PONTO DE VISTA DE SERAPHINA
Mesmo com todos nós avançando e a presença de Kieran pairando como uma nuvem de tempestade, Thomas mal lançou um olhar na nossa direção.
Ele estava focado em Brett, que permanecia entre ele e a saída, ombros firmes, mandíbula tensa, a expressão moldada em algo mais pesado que raiva.
Os olhos de Brett vasculhavam o rosto de Thomas como se ainda procurassem alguma brecha na verdade, algum fragmento de mal-entendido ao qual pudesse se agarrar e transformar em uma explicação que doesse menos do que o que tinha acabado de ouvir.
“Diz que não é verdade”, Brett disse. A voz dele estava baixa, mas atravessou a sala com uma clareza devastadora.
A garganta de Thomas se moveu. A compostura dele vacilou—só o suficiente para que eu visse o pânico lampejar sob o autocontrole, cru e desesperado, antes que ele o enterrasse de novo sob aquela máscara.
“Brett”, ele disse com cuidado, “você não entende o que é isso.”
A boca de Brett se contraiu. “Então explica.”
Thomas deu uma risada fina, sem humor, que soou completamente fora de lugar.
“Explicar o quê? Que Seraphina Lockwood consegue se vestir com o rosto de outra pessoa e colocar palavras na minha boca? Que ela armou uma armadilha e me atraiu até aqui porque é tão vingativa quanto a irmã?”
Kieran deu um passo à frente, e a temperatura da sala pareceu despencar. “Cuidado.”
Thomas olhou para ele, mas só por um instante, como se o aviso de Kieran importasse menos que a acusação de Brett.
“Isso não é uma resposta”, Brett disse.
A mandíbula de Thomas se retesou. “É a única resposta que faz sentido. Você me conhece, Brett.”
O rosto de Brett se distorceu, luto e fúria travando uma batalha tão intensa em sua expressão que algo em meu peito se apertou.
Ele tinha vindo aqui pronto para confrontar Thomas, mas expectativa e realidade nunca eram a mesma coisa.
“Eu achava que conhecia.”
Thomas vacilou.
“Eu sabia que você não gostava da Celeste”, Brett continuou, a voz ficando mais áspera. “Eu sabia que você achava que ela era cruel. Eu sabia que você odiava o que ela fez comigo e que nunca perdoou, mesmo quando eu tentei seguir em frente. Mas isso?”
Ele balançou a cabeça, a incredulidade rompendo através da raiva. “Um sequestro, Thomas? Drogá-la? Entregá-la para pessoas que teriam destruído ela?”
Cada acusação deixava os traços de Thomas mais tensos.
“Brett—”
“Não”, Brett cortou, e Thomas ficou em silêncio. “Não diz nada que não seja a porra da verdade!”
A sala prendeu a respiração.
Eu observei o rosto de Thomas, vi sua compostura começar a rachar sob o peso do nojo de Brett.
Era quase insuportável assistir—não por pena, mas porque aquela fratura revelava algo mais feio que negação.
Algo carente. Algo possessivo. Algo que vinha apodrecendo sob anos de lealdade e ressentimento.

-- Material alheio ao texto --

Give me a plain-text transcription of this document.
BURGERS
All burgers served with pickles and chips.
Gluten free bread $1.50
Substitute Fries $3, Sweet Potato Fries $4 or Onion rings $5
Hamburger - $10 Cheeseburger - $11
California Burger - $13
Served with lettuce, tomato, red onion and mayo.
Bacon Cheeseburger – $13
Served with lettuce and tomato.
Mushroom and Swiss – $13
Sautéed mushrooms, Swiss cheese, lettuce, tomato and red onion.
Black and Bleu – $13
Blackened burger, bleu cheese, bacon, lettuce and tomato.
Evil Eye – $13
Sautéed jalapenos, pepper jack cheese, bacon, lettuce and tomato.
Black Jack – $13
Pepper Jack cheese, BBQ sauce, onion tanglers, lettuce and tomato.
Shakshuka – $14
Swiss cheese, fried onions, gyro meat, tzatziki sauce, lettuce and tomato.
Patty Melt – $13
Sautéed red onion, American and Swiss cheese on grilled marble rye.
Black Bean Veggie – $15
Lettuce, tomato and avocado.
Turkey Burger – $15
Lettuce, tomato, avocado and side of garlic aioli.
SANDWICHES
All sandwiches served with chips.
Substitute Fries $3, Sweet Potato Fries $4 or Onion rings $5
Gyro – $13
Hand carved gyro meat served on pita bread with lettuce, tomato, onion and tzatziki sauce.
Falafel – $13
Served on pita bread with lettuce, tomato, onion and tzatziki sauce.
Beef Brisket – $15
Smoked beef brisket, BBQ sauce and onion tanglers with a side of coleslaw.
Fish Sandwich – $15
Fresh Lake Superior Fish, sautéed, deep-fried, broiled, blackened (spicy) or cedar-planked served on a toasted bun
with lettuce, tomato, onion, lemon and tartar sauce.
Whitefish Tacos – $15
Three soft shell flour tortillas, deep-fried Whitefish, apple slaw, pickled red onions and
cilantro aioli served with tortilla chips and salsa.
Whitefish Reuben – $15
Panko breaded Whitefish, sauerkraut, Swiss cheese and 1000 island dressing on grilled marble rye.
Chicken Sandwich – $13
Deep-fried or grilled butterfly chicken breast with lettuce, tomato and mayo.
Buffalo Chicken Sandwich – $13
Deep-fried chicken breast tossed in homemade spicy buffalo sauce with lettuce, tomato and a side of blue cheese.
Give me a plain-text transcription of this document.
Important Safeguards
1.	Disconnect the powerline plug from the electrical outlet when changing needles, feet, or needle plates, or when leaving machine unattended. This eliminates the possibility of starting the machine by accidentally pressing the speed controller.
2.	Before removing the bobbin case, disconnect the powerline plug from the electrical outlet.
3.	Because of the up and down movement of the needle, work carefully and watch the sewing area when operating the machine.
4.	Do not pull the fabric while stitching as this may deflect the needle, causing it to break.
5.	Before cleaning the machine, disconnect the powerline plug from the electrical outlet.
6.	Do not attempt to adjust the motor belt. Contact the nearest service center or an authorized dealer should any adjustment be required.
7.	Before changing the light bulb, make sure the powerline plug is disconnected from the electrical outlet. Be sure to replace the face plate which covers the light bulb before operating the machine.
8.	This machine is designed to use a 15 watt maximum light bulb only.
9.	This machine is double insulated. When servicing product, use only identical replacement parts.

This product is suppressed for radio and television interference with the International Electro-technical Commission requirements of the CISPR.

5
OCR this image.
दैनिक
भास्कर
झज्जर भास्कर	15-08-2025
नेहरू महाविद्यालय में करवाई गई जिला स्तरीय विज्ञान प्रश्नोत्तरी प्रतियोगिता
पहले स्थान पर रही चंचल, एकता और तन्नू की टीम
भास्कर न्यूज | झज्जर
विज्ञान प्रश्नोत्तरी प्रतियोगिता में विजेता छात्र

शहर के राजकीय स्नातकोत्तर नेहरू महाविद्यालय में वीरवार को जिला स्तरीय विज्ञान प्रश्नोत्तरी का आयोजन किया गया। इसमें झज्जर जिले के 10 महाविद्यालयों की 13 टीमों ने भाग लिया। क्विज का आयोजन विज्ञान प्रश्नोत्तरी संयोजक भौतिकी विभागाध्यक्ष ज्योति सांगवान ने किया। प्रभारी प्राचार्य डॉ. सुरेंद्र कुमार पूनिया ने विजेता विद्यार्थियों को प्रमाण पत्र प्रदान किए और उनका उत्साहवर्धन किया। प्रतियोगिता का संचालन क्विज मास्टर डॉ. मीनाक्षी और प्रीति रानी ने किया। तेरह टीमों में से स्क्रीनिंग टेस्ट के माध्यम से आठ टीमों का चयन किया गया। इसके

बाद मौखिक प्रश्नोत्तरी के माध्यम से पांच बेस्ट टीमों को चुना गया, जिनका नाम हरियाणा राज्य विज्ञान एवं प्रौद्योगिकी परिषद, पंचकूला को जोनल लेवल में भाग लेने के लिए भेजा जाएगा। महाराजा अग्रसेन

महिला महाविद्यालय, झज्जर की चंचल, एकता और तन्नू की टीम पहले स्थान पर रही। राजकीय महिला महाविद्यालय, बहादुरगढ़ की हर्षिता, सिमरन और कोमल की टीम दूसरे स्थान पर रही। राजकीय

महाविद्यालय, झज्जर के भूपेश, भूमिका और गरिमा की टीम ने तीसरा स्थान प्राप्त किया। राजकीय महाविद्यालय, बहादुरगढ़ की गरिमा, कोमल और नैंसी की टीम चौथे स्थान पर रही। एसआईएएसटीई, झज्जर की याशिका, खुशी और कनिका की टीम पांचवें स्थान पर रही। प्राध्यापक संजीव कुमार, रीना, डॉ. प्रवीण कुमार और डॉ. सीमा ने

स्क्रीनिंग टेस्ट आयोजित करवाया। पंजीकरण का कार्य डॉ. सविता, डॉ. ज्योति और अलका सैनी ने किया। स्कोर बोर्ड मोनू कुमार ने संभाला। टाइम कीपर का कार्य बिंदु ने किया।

“Ele usou você”, eu disse, minha voz firme apesar da raiva que ainda queimava nas minhas veias.
Eu nem tinha percebido que tinha tocado a mente de Thomas. Suas emoções estavam tão intensas que não precisei pressionar muito para senti-las.
“Ele pegou sua dor e transformou em permissão. Ele se convenceu de que o seu sofrimento pertencia a ele, que o seu perdão era fraqueza, que ele tinha o direito de punir Celeste porque você não faria isso.”
Os olhos de Thomas cortaram para mim. “Cala a boca.”
Ele se virou para Brett. “Eu não fiz nada com ela, juro. Você não pode realmente achar que…”
“Eu não sei o que pensar de você”, Brett sibilou.
O rosto de Thomas mudou de novo.
De alguma forma, a incerteza de Brett o machucou mais do que a raiva machucaria.
Thomas soltou uma risada baixa, quebrada. “Depois de tantos anos, depois de tudo que eu fiz por você, você não sabe?”
A testa de Brett se franziu. “O que—”
A compostura de Thomas se despedaçou tão de repente que eu estremeci.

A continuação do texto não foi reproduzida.